Malaysia’s Health Director-General today declared that the country is in recovery phase. So did Australia, New Zealand, Germany, China and other countries, who are slowly opening up. Over in Sydney, the Bondi Beach is now open again, and Australians are now planning when should children start going back to schools and people can start going back to work.
These countries who have seen successful lockdowns are restarting their economy and possibly opening up borders to “whitelisted” countries and rejuvenate tourism. In short, money is coming back.
Unfortunately for Singapore, the PAP government tried to tag along with others by announcing the country will lift lockdown measures by June 1st. The June 1st commitment was made after the government failed an earlier promise to open up by May 4th.

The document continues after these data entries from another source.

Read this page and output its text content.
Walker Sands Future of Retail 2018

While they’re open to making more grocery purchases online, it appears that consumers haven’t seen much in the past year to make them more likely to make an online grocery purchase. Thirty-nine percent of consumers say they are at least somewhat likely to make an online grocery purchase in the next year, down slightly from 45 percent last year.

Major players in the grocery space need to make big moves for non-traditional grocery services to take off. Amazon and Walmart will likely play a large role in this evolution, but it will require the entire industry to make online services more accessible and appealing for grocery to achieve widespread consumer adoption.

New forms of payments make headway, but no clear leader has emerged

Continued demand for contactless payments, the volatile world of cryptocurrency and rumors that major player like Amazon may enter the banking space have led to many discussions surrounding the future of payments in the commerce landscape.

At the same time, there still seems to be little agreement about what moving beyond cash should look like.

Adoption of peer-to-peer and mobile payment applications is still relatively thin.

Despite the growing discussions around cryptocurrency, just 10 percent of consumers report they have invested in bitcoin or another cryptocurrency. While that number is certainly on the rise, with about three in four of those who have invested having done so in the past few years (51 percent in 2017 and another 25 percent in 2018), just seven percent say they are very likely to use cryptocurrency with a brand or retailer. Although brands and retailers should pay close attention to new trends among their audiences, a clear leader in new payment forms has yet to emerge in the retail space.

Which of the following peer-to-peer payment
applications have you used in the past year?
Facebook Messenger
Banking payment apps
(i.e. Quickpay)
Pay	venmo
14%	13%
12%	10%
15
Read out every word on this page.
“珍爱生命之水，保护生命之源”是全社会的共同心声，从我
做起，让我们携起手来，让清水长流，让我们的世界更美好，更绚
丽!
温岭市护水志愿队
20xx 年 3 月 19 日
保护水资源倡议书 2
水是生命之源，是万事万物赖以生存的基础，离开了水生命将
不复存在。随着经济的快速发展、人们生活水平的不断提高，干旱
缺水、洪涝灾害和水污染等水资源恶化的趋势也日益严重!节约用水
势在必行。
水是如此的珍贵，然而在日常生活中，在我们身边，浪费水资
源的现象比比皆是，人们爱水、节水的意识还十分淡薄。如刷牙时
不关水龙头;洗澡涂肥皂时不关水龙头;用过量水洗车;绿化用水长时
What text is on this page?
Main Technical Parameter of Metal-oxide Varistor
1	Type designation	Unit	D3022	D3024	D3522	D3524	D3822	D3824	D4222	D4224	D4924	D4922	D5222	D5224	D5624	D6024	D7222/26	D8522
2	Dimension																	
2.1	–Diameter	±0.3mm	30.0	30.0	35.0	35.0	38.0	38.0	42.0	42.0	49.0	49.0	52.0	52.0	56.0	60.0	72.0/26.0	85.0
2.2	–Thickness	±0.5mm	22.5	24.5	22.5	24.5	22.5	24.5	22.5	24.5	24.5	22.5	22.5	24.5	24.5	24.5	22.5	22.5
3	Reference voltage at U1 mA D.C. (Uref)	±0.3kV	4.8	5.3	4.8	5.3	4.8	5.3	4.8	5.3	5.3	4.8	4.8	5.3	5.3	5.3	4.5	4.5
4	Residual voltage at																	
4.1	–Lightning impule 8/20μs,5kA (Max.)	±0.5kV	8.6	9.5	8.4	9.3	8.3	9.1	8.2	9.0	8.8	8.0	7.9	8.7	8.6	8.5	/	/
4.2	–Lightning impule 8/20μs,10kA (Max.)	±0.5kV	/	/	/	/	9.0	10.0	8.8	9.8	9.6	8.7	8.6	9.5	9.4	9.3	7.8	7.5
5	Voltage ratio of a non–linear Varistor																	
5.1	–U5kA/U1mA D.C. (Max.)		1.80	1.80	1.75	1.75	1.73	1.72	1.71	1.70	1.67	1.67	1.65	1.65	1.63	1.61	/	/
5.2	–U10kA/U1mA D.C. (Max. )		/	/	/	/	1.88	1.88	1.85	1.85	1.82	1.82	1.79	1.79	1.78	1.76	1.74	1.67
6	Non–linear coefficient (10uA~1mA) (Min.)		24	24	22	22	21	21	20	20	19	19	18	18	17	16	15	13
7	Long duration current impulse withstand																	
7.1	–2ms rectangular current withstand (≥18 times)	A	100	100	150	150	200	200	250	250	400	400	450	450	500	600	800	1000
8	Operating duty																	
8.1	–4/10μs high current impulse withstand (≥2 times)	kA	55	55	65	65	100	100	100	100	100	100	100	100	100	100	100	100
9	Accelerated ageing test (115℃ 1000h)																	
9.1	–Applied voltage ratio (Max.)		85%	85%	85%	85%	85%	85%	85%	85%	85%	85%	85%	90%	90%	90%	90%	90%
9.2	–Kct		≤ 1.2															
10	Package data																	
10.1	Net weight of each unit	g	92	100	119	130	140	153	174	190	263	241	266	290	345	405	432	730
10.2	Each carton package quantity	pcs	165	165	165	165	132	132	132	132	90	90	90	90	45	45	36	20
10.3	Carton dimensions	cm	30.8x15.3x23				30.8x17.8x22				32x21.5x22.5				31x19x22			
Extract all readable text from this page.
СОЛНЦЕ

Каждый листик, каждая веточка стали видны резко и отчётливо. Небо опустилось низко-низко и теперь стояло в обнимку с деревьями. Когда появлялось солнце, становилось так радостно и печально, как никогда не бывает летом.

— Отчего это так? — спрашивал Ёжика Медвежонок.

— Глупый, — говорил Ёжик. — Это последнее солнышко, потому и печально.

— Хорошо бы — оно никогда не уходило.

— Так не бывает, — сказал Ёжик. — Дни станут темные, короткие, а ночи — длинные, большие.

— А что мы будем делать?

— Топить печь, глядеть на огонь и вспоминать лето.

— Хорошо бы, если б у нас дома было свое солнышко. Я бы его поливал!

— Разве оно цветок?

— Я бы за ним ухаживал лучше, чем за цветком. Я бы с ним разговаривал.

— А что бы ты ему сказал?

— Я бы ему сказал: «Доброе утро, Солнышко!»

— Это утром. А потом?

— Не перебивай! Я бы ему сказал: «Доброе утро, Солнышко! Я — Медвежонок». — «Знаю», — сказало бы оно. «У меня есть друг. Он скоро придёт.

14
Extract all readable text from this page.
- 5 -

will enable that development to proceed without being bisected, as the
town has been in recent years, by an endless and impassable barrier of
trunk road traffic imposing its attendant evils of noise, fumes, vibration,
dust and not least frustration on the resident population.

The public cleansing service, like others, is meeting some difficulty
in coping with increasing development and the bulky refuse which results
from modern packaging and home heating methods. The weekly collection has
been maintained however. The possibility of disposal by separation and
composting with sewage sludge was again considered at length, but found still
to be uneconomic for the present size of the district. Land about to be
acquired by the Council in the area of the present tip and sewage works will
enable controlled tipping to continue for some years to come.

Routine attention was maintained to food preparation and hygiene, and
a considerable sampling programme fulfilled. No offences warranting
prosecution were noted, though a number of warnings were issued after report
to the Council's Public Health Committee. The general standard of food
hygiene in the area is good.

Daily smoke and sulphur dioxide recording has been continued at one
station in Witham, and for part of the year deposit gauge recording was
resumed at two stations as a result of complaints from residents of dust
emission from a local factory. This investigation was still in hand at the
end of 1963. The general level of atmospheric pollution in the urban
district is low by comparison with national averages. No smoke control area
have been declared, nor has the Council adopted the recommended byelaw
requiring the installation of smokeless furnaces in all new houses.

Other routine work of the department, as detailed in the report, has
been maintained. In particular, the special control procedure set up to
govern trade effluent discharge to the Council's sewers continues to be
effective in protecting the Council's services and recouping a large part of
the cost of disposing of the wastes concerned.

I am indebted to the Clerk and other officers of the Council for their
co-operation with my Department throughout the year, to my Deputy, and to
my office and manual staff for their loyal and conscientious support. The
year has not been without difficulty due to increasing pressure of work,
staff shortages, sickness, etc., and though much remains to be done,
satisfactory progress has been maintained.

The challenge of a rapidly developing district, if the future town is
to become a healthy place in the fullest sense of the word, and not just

With an average of over a thousand new cases made each day, the Singapore government must be mad to even decide on the opening date. Effort should first be focused on combating the coronavirus, before giving Singaporeans false hopes of opening.
The Singapore Ministry of Health even publish fake news about controlling the virus by excluding foreign worker infections. Common sense however says that lockdown will still stay even if there is zero citizen infection while there are still hundreds of foreign worker infections.
No country will fly to Singapore just because the infections are only affecting foreign workers.
It is a race against time. If the Singapore government still does not treat the foreign worker infection seriously, the lockdown will stretch as far from 3 months to a year. This means the world would have returned to normal, except Singapore. Foreign investors and businesses will vacate the island, and put their investments into somewhere safer. When that happened, Singapore may never recover even after the outbreak settled.